When she signed up at the recruiter's office, she chose to spend her four-year enlistment in the military police, which she says is the closest thing to being on the front lines for a woman.
She doesn't want to be a nurse, a caretaker or stuck in some office filing papers.
She prefers to be up close to the enemy, the one that took her husband's life.
"I just want to go fight," she said.
She wants to finish what Nicky started.
It's not about revenge, she said. It's about finding out what her husband went through. Mell figures if her husband could handle war, so can she.

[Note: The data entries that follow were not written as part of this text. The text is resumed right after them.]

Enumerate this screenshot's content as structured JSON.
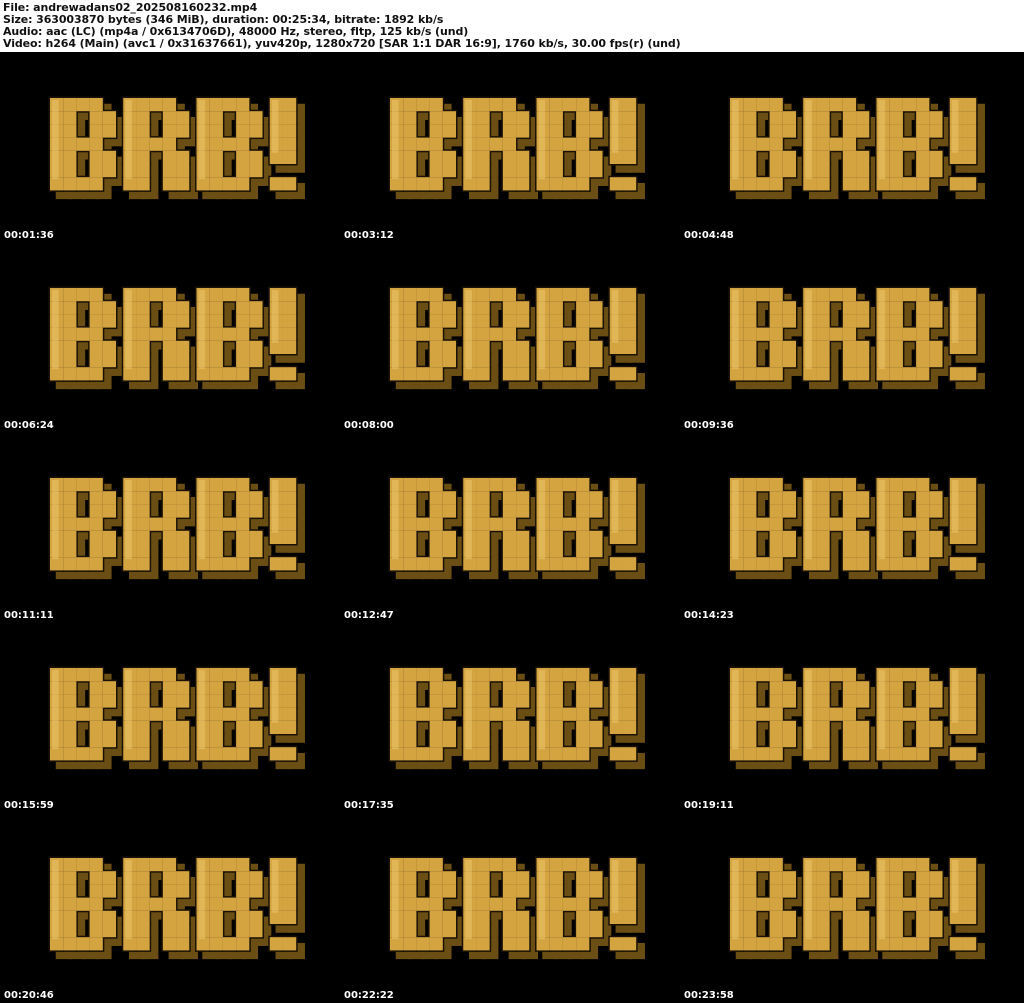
{
  "header": {
    "file_line": "File: andrewadans02_202508160232.mp4",
    "size_line": "Size: 363003870 bytes (346 MiB), duration: 00:25:34, bitrate: 1892 kb/s",
    "audio_line": "Audio: aac (LC) (mp4a / 0x6134706D), 48000 Hz, stereo, fltp, 125 kb/s (und)",
    "video_line": "Video: h264 (Main) (avc1 / 0x31637661), yuv420p, 1280x720 [SAR 1:1 DAR 16:9], 1760 kb/s, 30.00 fps(r) (und)"
  },
  "thumbnails": [
    {
      "timestamp": "00:01:36",
      "image_text": "BRB!"
    },
    {
      "timestamp": "00:03:12",
      "image_text": "BRB!"
    },
    {
      "timestamp": "00:04:48",
      "image_text": "BRB!"
    },
    {
      "timestamp": "00:06:24",
      "image_text": "BRB!"
    },
    {
      "timestamp": "00:08:00",
      "image_text": "BRB!"
    },
    {
      "timestamp": "00:09:36",
      "image_text": "BRB!"
    },
    {
      "timestamp": "00:11:11",
      "image_text": "BRB!"
    },
    {
      "timestamp": "00:12:47",
      "image_text": "BRB!"
    },
    {
      "timestamp": "00:14:23",
      "image_text": "BRB!"
    },
    {
      "timestamp": "00:15:59",
      "image_text": "BRB!"
    },
    {
      "timestamp": "00:17:35",
      "image_text": "BRB!"
    },
    {
      "timestamp": "00:19:11",
      "image_text": "BRB!"
    },
    {
      "timestamp": "00:20:46",
      "image_text": "BRB!"
    },
    {
      "timestamp": "00:22:22",
      "image_text": "BRB!"
    },
    {
      "timestamp": "00:23:58",
      "image_text": "BRB!"
    }
  ],
  "colors": {
    "background": "#000000",
    "header_background": "#ffffff",
    "header_text": "#111111",
    "timestamp_text": "#ffffff",
    "logo_fill": "#d4a441",
    "logo_highlight": "#e9c46a",
    "logo_shadow": "#6b4e14",
    "logo_outline": "#1a1206"
  }
}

But Mell isn't trying to act tough.
She admits she's scared to death and that there will be times when she regrets the decision she's made.
But, she said, she has Nicky's presence with her daily, a feeling she said will give her the extra "umph" she'll need to survive boot camp and, potentially, war.
"I know he's going to take care of me," she said. "He won't let anything happen to me."
Army Spc. Nicholas "Nicky" Zangara, 21, was killed July 24 when a roadside bomb set by Iraqis blew up near his Humvee in Tikrit. A soldier in the 1st Battalion, 7th Field Artillery Regiment, 1st Infantry Division, he was the only soldier killed in the attack. He was from the Philadelphia area.

(Editor's note: This article first appeared in the Sept. 23 issue of York Daily Record, York, Pa. Shawn Ledington and the York Daily Record managing editor have given permission for Army News Service and Army newspapers to reprint the article if appropriate credit is given to both the author and the paper.)